Friday, November 9, 2007

Daddy's Hands

Daisy Parker
Focal Point: Person


Daddy’s Hands

With tubes hooked to every part of his body, monitors reading every vital sign, and busy nurses in and out the room, I feel completely helpless. All I can do is hold the hands of my precious 85 year old daddy who is fighting hard to hang on to life. For the past three days, his hands have been his way of communicating with us. I want to grab my daddy’s life tight in my grip and never let go. As I stare at his hands, I think of all the lives he’s touched.

His innocent hands swung the ax to chop firewood and caught that stupid chicken that flapped her wings and scurried away to keep from being locked in the henhouse. His hands learned to dig potatoes, pick cotton, milk a cow, and shoot a gun. Because he was a superb marksman, he helped his family survive the depression by putting meat on their table.

Blisters covered his young hands from the back-breaking hours of gripping the handles of the one-horse plow. Despite the blisters, if he ever got a free minute from working, he was tossing or catching a football. His young hands grew into strong hands that handled a football like it was part of his body as he caught amazing touchdown passes to lead his beloved Furman University to many victories.

One bitterly cold Christmas Eve, as our family was gathered around the table for the traditional Christmas dinner, the phone rang. A duck hunter had not returned home. Immediately, Daddy and my two older brothers left to help the rescue squad search for the missing hunter. Hours later the young man was found. To keep from freezing to death, he had buried himself under the thick mud and the leaves. Daddy used his hands to scrape the mud and leaves off the shivering boy and then wrapped him in a dry blanket. Through chattering teeth the young man cried, “Thank you, thank you, for saving my life.”

He worked three jobs, but always had the time when I needed him. Little girls panic over the silliest things. I was almost in tears because everyone in my class could tell time but me.

"Sit down here on the couch and I’ll teach you,” he said.

As I cuddle close to him, I loved the comforting smell of his Old Spice after shave. He takes off his watch and carefully explains every detail of a clock to me. He keeps twisting the hands of his watch until I understand. Within thirty minutes, I’m all smiles because telling time is a cinch for me! (I want to feel this closeness one more time, so I pull his hands up to my cheek.)

A Daddy’s pure love is what he shared with me, but there was no one on this earth that he loved more than my mother. Even at 85 years old, my daddy would get that precious grin on his face as he told the story of the day he fell in love with my mother.

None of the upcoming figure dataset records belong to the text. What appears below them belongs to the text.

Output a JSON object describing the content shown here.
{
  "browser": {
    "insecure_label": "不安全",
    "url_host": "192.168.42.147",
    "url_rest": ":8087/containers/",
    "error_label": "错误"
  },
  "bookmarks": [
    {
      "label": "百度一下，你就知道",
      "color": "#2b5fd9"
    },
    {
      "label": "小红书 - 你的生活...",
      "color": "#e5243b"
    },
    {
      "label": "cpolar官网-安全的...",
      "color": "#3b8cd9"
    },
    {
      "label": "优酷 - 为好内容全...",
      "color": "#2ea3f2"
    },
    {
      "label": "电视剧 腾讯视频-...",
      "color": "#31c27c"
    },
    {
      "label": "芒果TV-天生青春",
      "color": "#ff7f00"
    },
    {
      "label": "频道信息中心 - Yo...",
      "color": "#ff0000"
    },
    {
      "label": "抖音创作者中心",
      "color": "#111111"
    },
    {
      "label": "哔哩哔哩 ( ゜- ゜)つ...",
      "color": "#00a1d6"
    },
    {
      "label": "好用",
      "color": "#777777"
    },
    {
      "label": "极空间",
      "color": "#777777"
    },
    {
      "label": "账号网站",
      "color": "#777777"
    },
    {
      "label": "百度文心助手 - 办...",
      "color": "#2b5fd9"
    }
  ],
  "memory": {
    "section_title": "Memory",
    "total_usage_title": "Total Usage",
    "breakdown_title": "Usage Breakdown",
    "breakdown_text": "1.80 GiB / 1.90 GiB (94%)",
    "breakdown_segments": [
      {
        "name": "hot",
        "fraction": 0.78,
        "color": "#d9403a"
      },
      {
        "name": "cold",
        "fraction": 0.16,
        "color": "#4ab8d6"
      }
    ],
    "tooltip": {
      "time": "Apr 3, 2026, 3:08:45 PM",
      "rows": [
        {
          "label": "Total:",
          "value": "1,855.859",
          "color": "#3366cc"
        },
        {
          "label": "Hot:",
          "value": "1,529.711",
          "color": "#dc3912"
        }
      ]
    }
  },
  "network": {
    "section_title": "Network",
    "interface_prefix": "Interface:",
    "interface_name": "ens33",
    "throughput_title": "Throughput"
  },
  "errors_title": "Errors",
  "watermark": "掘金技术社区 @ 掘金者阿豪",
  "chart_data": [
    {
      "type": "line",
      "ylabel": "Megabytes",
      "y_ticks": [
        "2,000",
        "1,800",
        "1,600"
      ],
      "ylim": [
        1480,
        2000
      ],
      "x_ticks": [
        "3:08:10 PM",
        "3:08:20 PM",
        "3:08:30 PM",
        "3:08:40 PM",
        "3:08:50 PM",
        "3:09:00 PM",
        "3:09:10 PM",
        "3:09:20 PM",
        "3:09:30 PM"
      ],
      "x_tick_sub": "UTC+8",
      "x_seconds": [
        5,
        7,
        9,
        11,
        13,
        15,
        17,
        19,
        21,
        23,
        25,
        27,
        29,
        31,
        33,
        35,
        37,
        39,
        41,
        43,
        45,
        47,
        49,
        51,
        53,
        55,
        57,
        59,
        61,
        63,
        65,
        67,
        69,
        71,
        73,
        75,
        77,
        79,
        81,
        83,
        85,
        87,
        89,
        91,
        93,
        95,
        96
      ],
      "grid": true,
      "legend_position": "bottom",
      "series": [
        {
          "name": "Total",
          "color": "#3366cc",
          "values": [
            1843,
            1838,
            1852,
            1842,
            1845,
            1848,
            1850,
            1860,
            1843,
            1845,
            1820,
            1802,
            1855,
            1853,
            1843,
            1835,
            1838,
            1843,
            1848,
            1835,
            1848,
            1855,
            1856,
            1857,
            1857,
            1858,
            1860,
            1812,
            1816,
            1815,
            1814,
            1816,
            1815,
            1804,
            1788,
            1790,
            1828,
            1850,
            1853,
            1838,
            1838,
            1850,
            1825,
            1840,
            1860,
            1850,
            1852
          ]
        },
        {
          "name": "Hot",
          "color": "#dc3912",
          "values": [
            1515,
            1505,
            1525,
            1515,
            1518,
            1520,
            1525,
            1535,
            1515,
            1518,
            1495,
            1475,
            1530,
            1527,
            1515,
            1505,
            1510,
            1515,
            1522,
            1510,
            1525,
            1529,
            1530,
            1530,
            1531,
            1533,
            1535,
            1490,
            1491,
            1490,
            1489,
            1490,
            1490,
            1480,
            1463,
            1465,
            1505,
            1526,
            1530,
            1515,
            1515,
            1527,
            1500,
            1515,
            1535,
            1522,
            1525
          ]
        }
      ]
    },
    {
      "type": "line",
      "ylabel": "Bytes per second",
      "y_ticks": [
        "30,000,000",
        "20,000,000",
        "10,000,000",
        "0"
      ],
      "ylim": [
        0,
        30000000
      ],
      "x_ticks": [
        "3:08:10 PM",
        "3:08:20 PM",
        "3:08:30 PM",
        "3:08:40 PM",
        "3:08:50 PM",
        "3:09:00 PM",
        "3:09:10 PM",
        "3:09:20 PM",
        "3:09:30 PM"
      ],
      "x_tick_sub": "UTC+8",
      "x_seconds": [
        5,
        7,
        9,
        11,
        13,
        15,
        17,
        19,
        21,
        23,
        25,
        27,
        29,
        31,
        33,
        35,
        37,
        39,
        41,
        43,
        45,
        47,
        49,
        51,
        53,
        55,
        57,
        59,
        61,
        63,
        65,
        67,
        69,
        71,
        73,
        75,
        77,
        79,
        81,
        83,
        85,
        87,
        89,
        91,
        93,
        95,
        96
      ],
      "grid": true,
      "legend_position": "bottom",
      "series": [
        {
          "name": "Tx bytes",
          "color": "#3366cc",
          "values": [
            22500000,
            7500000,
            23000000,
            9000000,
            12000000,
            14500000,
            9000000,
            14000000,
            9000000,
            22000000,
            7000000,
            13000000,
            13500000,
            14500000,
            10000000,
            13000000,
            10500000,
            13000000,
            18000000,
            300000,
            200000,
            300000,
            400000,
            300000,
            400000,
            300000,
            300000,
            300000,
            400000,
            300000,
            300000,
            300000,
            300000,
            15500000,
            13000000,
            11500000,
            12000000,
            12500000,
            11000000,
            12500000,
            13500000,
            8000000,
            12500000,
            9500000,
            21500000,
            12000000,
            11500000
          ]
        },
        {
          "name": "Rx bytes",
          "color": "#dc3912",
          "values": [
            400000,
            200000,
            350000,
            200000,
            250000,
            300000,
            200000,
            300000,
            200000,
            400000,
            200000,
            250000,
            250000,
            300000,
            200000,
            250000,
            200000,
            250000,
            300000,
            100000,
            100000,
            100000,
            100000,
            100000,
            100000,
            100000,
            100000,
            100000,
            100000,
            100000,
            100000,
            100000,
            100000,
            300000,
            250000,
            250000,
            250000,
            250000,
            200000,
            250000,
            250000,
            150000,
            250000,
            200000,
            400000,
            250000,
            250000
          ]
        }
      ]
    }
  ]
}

“It was the summer before my senior year in college and I needed money. These strong hands got me a job sweepin’ floors at a mill in Greenville. One day, as I was cleaning, I happened to look out the window and I saw the most beautiful girl I had ever seen in my life. I couldn’t take my eyes off of her. Then I turned to the man working beside me and told him to shake my hand. I want you to be the first man to congratulate me because I’m getting married! See that gorgeous girl. That’s the girl I’m going to marry.”

In his college days, Daddy was known for being pretty handy with the girls, but from the moment he saw his beautiful Vonnie, he only had eyes for her. After graduation, he married my mother (she was only 17). Their marriage had the passion of newlyweds for 54 years! Mother died seven years before daddy, and during these difficult years, his love and devotion to her was just as faithful as it was the first moment he saw her.

I feel his hand move, bringing me back to reality, as a new nurse enters the room to check his heart rate. He moves his hand again letting me know he wants to write something. Since he can only communicate through his hands, I give him the pencil and he makes a 7 on the paper. I know what this means. Since he can’t talk because of the tub in his throat, he wants me to tell the nurse his hunting story. Daddy knows it’s hard for me to watch him like this, so to keep it cheerful in the room, he wants me to tell stories for him. I smile at him and nod my head.

“This is my wonderful daddy. He’s 85 years old and I want you to know he is still a fantastic hunter. This amazing man can still climb in his deer stand, and he has already killed seven deer this season.”

I can see his eyes proudly smiling at me through all the pain. A few days later, with his family and friends gathered around his bed, God takes my daddy’s hand as the two of them walk through the gates of heaven. I’m sure my daddy was one happy man when he saw my mother waiting at heaven’s gate for him!